The Ghost of Charles Hodge (Final thought on McCormack lectures)

One more point occurred to me, that I had meant to mention in my reflections on the Croall lectures, and I thought it was worth posting as a brief afterthought–this is much more impressionistic, so take it with a grain of salt.  

Perhaps my greatest misgiving about McCormack’s project is ultimately that it’s too logical.  Allow me to explain.  When McCormack says something like, “The Word is eternally predisposed to become man, and thus humility and finitude is proper, not alien, to him; the logos is always the logos incarnandus,” I’m like “Right on!  Preach it brother!”  But when he goes a step further, and says, “And therefore, the Word does not empty himself in time, but emptied himself in eternity; he has always been self-confined by these human limitations, acting not by the power native to him, but the power of the Spirit,” I’m like “Whoa, hold on there!”  Now, one might say that the second statement really isn’t a separate step, but simply a logical result of the first statement, combined with the principle of divine immutability, and the principle that God is pure actuality, with no potentiality.  These principles would seem to lead us inexorably to the conclusion that if the Son always was going to be self-emptyingly finite, he must always have been self-emptyingly finite, otherwise he is realizing an unrealized potentiality in time and undergoing change.  Perhaps there is no way around this–logic is a cruel taskmaster, and not to be trifled with.

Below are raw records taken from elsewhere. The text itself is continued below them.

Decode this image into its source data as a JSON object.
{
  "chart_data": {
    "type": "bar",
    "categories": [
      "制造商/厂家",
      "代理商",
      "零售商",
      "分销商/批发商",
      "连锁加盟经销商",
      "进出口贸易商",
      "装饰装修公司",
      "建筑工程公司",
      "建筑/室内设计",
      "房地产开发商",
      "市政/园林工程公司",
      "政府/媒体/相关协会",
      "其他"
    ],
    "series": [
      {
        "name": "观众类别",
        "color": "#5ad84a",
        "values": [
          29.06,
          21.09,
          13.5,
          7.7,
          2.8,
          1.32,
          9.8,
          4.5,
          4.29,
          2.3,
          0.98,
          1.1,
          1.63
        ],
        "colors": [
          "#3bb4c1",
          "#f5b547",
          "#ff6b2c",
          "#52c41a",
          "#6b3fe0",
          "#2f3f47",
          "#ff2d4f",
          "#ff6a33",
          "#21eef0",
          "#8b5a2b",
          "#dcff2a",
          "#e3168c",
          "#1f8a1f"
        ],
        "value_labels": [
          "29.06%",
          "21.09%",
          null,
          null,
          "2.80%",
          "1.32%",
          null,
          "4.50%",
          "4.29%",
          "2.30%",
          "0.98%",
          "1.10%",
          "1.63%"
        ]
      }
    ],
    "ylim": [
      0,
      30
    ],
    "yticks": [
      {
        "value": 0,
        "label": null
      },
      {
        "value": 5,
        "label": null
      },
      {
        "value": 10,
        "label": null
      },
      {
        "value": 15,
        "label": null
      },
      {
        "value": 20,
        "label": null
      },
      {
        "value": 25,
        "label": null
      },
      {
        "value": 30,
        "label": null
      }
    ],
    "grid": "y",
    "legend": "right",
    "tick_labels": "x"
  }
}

But I’m wary, because it has been said (don’t ask me to say precisely where and by whom) that all the great ancient heresies, perhaps especially in Christology, erred by trying to follow out a certain logical principle to its conclusion; existing doctrines seemed to them too shrouded in mystery and incoherence, and so they tried to find a neat logical solution.  Hence Nestorianism.  In response to Nestorius, Cyril and the Alexandrians said all kinds of delightfully paradoxical things, such as “the immortal one died,” “the impassible one suffered.”  The Chalcedonian creed itself is a devilish bundle of paradoxes.  Now, my suspicions are aroused when such paradoxical formulations are pounced upon by McCormack as signs of inconsistency, incoherence, of a logical knot that needs to be unraveled, rather than as a mystery to be gloried in, as the Alexandrians apparently considered them.  I think Cyril knew full well that his formulations did not fit into a neat logical package, but I think he thought that was precisely the point–the Incarnation is all about God not fitting himself into a neat logical package, but doing things we never could have imagined.  

McCormack spoke repeatedly of the need for a “well-ordered” doctrine of Christ, by which he meant one that ties up the logical loose ends; he admitted that of course there must always be a place for mystery, but was suspicious that most invocations of mystery are simply cop-outs, and excuses for protecting our biases.  I would suggest that a similar concern for consistency and order partially underlies McCormack’s antipathy to what he sees as muddled, hybridizing forms of ecumenical theology.  It certainly partially underlay his antipathy to ontological soteriologies, which he tended to consider hopelessly vague and mysterious. 

There seems to be something perversely modernist in all this, in the single-minded pursuit of strict logical consistency in such questions, and I think heresy is never far off when you try to renounce paradox and make it all make good plain sense.  Call me po-mo, call me Kierkegaardian, call me Catholic if you like.  But I have to at least wonder whether McCormack, occupying the Charles Hodge Chair of Systematic Theology, hasn’t inherited something of Old Princeton’s analytical scholasticism, with its desiccating effect on theology, anti-sacramental trajectory, and so forth. But there, I’m on the threshold of rambling and blathering, or perhaps already crossed it, so I will leave it at that.  

Again, this is not so much an outright criticism (though it may have sounded like one) as it is a vague discomfort, which I have hopefully succeeded here in making somewhat less vague.